Half precision (float16) is a binary floating-point format that occupies 16 bits / 2 bytes in memory. float16 is half the size of traditional 32-bit single precision format (float) and has lower precision and smaller range.

When high precision computation is not required, using float16 data type could potentially

  • reduce storage space, memory bandwidth, and power usages;
  • increase the chance of data fitting into a smaller cache of lower latency;
  • provide arithmetic speed up if supported by hardware.

A brief survey of float16 support on different hardwares can be found here. A brief survey of existing float16 implementations can be found here.

There are various natively supported float16 implementations on different hardwares/linear algebra libraries including half on cuda, __fp16/float16_t on ARM processor, and Eigen::half on Eigen.

The goal of float16 is to serve as a key for the executor to find and run the correct version of operator kernel compute method specialized for float16. It should be compatible with half on cuda, __fp16 on ARM, and Eigen::half on Eigen to make writing customized float16 kernels easier.

Implementation

The float16 class holds a 2-byte uint16_t data internally.

struct float16 {
  uint16_t x;
};

float16 supports the following features:

  • constructors / assignment operators that take input from primitive data types including bool, integers of various length, float, and double.
  • constructors / assignment operators that take input from half on cuda, __fp16 on ARM, and Eigen::half on Eigen.
  • conversion operators to primitive data types and half precision data types on cuda, ARM and Eigen.
  • overloaded arithmetic operators (e.g., +, -, *, /) for cuda, arm, and non-arm cpu, respectively.
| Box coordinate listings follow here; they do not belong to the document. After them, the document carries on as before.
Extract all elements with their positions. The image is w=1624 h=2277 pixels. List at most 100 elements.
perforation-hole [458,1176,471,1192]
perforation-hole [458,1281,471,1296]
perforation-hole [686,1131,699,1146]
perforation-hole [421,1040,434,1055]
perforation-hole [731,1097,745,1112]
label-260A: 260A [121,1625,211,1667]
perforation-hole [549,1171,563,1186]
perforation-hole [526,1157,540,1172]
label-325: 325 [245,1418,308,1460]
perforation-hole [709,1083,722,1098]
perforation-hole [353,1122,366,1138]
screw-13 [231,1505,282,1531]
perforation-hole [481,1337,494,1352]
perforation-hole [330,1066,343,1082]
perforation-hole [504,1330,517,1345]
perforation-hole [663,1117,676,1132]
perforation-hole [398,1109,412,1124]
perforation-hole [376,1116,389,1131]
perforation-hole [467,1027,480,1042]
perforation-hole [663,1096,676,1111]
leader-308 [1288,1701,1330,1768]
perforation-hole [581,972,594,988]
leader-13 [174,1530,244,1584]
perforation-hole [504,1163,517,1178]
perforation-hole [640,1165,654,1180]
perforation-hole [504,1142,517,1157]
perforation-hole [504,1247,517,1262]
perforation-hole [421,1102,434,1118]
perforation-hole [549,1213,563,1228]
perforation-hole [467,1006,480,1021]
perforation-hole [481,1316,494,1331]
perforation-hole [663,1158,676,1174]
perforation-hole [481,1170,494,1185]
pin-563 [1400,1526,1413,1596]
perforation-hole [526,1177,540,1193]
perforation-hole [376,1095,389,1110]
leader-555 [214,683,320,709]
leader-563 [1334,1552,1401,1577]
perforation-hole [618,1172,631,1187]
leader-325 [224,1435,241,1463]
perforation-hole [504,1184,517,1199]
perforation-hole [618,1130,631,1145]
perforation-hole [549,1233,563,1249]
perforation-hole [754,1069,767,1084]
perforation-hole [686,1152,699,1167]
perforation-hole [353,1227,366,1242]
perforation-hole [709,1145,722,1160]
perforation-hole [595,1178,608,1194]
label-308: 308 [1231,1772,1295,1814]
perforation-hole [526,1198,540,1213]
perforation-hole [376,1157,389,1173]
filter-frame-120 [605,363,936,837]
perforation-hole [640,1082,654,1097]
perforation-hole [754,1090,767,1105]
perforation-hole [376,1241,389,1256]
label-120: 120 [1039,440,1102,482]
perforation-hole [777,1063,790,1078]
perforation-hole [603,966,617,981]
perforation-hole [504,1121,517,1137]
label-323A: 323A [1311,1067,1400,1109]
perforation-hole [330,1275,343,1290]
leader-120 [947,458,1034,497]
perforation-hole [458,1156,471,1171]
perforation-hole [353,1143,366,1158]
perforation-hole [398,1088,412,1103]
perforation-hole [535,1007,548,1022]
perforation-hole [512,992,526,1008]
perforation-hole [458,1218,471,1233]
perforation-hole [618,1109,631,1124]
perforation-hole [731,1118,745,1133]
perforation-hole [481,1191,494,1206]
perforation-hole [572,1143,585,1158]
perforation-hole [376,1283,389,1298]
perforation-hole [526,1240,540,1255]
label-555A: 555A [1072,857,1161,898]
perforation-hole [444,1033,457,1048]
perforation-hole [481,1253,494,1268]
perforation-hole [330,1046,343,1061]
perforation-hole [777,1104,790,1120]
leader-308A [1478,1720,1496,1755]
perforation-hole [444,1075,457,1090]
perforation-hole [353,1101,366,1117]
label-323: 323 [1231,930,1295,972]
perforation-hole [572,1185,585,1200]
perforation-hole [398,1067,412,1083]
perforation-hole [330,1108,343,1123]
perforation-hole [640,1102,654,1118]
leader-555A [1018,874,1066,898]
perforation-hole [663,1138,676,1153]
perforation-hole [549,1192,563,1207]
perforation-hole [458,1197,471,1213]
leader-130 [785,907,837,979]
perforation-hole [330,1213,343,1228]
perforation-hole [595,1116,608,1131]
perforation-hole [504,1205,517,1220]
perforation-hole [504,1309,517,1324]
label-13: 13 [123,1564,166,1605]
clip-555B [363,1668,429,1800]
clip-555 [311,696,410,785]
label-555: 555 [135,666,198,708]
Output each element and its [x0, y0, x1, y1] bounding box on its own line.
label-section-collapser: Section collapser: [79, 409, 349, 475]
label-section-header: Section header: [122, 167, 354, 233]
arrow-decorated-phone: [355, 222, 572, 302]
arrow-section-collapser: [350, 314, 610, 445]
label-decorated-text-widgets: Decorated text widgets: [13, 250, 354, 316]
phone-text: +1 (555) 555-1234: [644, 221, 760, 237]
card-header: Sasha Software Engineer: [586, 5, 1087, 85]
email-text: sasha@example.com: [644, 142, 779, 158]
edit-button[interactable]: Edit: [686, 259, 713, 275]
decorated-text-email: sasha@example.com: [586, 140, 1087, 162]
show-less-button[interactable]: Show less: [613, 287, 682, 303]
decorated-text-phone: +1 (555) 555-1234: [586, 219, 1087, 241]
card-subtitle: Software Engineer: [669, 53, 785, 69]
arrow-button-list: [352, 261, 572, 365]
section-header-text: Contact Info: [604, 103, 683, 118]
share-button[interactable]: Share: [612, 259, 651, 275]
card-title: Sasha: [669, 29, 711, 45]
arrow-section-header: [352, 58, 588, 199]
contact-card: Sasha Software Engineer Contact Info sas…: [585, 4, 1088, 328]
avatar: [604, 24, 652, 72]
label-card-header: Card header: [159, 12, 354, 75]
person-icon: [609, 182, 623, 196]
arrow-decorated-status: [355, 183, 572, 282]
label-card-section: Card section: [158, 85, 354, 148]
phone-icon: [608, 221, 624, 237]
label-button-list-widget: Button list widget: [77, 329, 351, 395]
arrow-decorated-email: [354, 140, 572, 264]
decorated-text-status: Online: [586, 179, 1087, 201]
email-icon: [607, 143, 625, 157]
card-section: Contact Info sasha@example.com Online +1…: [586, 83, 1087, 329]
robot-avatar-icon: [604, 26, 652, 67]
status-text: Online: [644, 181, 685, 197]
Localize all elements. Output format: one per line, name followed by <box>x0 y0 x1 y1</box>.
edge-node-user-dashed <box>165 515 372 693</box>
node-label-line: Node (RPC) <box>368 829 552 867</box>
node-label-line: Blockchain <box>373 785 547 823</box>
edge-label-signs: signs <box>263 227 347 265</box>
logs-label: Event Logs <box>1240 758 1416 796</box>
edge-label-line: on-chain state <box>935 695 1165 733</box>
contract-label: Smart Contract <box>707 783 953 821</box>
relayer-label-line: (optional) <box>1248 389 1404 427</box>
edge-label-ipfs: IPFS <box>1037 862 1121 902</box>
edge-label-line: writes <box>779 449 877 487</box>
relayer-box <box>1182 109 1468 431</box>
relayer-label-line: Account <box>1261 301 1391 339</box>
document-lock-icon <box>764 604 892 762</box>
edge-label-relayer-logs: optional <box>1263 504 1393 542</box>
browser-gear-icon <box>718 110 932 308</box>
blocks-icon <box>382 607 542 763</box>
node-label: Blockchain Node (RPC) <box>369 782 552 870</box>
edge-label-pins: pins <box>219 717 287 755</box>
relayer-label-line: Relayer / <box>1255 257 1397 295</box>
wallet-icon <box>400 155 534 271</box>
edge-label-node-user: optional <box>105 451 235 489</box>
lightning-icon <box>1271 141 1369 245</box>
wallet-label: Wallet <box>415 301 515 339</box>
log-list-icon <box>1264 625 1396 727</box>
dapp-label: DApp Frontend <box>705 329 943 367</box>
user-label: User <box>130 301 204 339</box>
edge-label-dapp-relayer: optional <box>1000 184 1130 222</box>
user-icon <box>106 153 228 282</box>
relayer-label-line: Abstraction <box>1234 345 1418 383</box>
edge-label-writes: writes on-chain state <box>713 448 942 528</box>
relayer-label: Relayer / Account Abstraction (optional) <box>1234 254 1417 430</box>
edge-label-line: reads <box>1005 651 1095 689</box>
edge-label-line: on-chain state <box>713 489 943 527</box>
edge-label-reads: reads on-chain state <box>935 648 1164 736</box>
These operators will take advantage of the cuda and ARM intrinsics on the corresponding hardware.

To support the above features, two fundamental conversion functions are provided:

float16 float_to_half_rn(float f);  // convert to half precision in round-to-nearest-even mode
float half_to_float(float16 h);

which provides one-to-one conversion between float32 and float16. These twos functions will do different conversion routines based on the current hardware. CUDA/ARM instrinsics will be used when the corresonding hardware is available. When the hardware falls back to non-ARM cpu, software emulation will be performed to do the conversion.

To do

After float16 class is available, some of the future items are below:

  • Update pybind/tensor_py.h to bind c++ float16 with numpy float16.

  • Modify IndicateDataType() method in framework/operator.h to make it compatible with float16.

  • Create a type-casting operator that can convert the data type in tensor between float16 and other types.